Poisoner in Chief de Stephen Kinzer es una introducción muy legible y muy investigada a la vida y la obra de uno de los agentes gubernamentales más desconocidos, y sin embargo infames, de América. Hay que agradecer a Kinzer por su libro sencillo y valiente. Incluso aquellos que han estudiado a la CIA y los diversos planes y crímenes que «la Agencia» ha cometido en los últimos setenta y cinco años se sorprenderán de alguna de la información que Kinzer relata. Ver en un volumen una representación de algunas de las vidas arruinadas por un solo programa de la CIA, MKULTRA, es una revelación aleccionadora.

Sidney Gottlieb, la persona directamente responsable de gran parte, si no la mayoría, de la devastación de MKULTRA durante más de veinte años, sigue siendo tan misterioso al final del volumen de Kinzer como al principio, sin embargo. Según todos los indicios, Gottlieb era un buen estudiante de una familia estable. Kinzer especula que tal vez Gottlieb, habiendo sido rechazado para el servicio militar en la Segunda Guerra Mundial, tartamudeó y le dejó un pie zambo insatisfecho e impaciente por probar su patriotismo, una tarea urgente para el hijo de judíos inmigrantes (p. 50). Gottlieb estaba muy involucrado en el misticismo y la meditación de la Nueva Era y parece haber gastado una considerable energía psicológicamente compartimentando su «trabajo», por lo que hay indicios de que era consciente de que los experimentos que él y su equipo de MKULTRA estaban llevando a cabo eran, en el mejor de los casos, poco éticos y, objetivamente hablando, a menudo crímenes abiertos.

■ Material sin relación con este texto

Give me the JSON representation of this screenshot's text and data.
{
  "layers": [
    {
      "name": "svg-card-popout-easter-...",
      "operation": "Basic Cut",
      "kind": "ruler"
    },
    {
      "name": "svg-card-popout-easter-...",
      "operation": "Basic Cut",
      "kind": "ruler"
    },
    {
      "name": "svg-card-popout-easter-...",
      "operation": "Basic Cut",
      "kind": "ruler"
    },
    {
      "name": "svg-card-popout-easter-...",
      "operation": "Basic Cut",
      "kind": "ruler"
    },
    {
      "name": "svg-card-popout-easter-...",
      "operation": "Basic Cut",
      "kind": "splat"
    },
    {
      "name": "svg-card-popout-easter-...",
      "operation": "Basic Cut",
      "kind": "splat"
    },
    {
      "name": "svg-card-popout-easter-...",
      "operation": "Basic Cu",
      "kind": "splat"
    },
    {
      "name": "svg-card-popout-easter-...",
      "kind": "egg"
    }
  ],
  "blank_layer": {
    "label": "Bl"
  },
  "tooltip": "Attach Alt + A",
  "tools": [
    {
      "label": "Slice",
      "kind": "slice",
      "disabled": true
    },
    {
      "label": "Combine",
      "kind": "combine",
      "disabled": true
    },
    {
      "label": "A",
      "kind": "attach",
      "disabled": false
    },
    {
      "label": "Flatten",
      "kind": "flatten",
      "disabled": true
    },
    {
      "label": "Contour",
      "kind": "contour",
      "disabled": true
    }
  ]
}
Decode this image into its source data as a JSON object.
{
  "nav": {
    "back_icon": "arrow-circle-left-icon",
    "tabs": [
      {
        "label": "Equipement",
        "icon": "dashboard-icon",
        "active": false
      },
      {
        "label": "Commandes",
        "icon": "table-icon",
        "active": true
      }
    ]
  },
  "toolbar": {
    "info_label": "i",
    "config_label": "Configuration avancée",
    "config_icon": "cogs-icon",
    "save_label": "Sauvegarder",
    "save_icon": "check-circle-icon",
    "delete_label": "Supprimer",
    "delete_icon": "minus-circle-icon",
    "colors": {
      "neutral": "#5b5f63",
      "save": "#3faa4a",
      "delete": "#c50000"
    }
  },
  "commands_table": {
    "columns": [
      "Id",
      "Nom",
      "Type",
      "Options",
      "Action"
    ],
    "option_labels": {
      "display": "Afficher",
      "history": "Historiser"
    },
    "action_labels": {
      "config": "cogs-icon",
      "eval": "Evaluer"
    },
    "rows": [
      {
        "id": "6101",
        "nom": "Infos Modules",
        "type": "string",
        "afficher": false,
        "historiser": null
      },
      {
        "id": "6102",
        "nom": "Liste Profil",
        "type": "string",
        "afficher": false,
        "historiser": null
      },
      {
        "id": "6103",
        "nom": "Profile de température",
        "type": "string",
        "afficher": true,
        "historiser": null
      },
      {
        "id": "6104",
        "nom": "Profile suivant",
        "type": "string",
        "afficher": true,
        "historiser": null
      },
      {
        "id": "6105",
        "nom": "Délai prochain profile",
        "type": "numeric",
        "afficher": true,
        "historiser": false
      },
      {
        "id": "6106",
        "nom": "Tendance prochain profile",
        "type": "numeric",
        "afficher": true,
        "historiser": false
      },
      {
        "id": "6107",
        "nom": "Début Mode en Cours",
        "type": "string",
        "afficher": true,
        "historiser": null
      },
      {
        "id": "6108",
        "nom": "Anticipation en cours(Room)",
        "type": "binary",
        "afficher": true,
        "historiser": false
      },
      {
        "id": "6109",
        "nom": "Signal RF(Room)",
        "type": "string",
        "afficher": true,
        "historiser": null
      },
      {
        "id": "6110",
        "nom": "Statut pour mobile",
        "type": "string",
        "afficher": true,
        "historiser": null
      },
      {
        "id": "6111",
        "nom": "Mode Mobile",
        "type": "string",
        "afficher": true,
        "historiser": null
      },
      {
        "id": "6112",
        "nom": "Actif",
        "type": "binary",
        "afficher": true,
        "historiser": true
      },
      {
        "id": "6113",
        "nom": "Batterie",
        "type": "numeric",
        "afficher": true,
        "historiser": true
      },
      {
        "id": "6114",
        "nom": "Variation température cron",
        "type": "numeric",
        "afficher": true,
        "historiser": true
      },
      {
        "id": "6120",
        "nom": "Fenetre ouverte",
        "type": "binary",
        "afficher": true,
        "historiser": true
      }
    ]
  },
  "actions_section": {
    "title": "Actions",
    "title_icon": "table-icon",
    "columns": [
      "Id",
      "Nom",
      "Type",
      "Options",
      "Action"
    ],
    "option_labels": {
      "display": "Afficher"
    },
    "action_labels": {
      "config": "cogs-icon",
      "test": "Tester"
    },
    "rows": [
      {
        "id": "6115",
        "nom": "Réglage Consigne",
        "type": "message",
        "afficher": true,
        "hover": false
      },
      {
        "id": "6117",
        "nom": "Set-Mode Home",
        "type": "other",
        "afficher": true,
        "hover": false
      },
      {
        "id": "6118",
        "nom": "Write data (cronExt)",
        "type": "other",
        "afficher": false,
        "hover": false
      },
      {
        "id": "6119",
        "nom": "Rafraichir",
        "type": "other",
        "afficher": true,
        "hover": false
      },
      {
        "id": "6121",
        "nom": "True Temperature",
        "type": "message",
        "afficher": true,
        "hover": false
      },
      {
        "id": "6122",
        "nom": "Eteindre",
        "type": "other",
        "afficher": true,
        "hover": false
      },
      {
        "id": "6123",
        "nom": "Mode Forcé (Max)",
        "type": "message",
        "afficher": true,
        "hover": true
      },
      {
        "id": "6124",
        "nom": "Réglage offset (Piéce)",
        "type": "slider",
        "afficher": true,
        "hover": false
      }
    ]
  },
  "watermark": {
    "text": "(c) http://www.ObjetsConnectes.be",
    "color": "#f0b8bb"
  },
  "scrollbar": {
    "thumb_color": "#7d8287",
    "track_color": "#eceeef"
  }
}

Pero Gottlieb no estaba solo en sus esfuerzos, y la explicación que Gottlieb, Allen Dulles y muchos otros en la CIA se dieron a sí mismos y a los demás, y al mundo alrededor cuando se les presionó, tiene mucho sentido. Tenían un país que defender, se enfrentaban a un enemigo de una crueldad sin precedentes en la Unión Soviética, y estaban dispuestos a hacer lo que fuera necesario, incluso sacrificar a gente inocente, para evitar que los americanos en su conjunto cayeran bajo el hechizo del control mental comunista.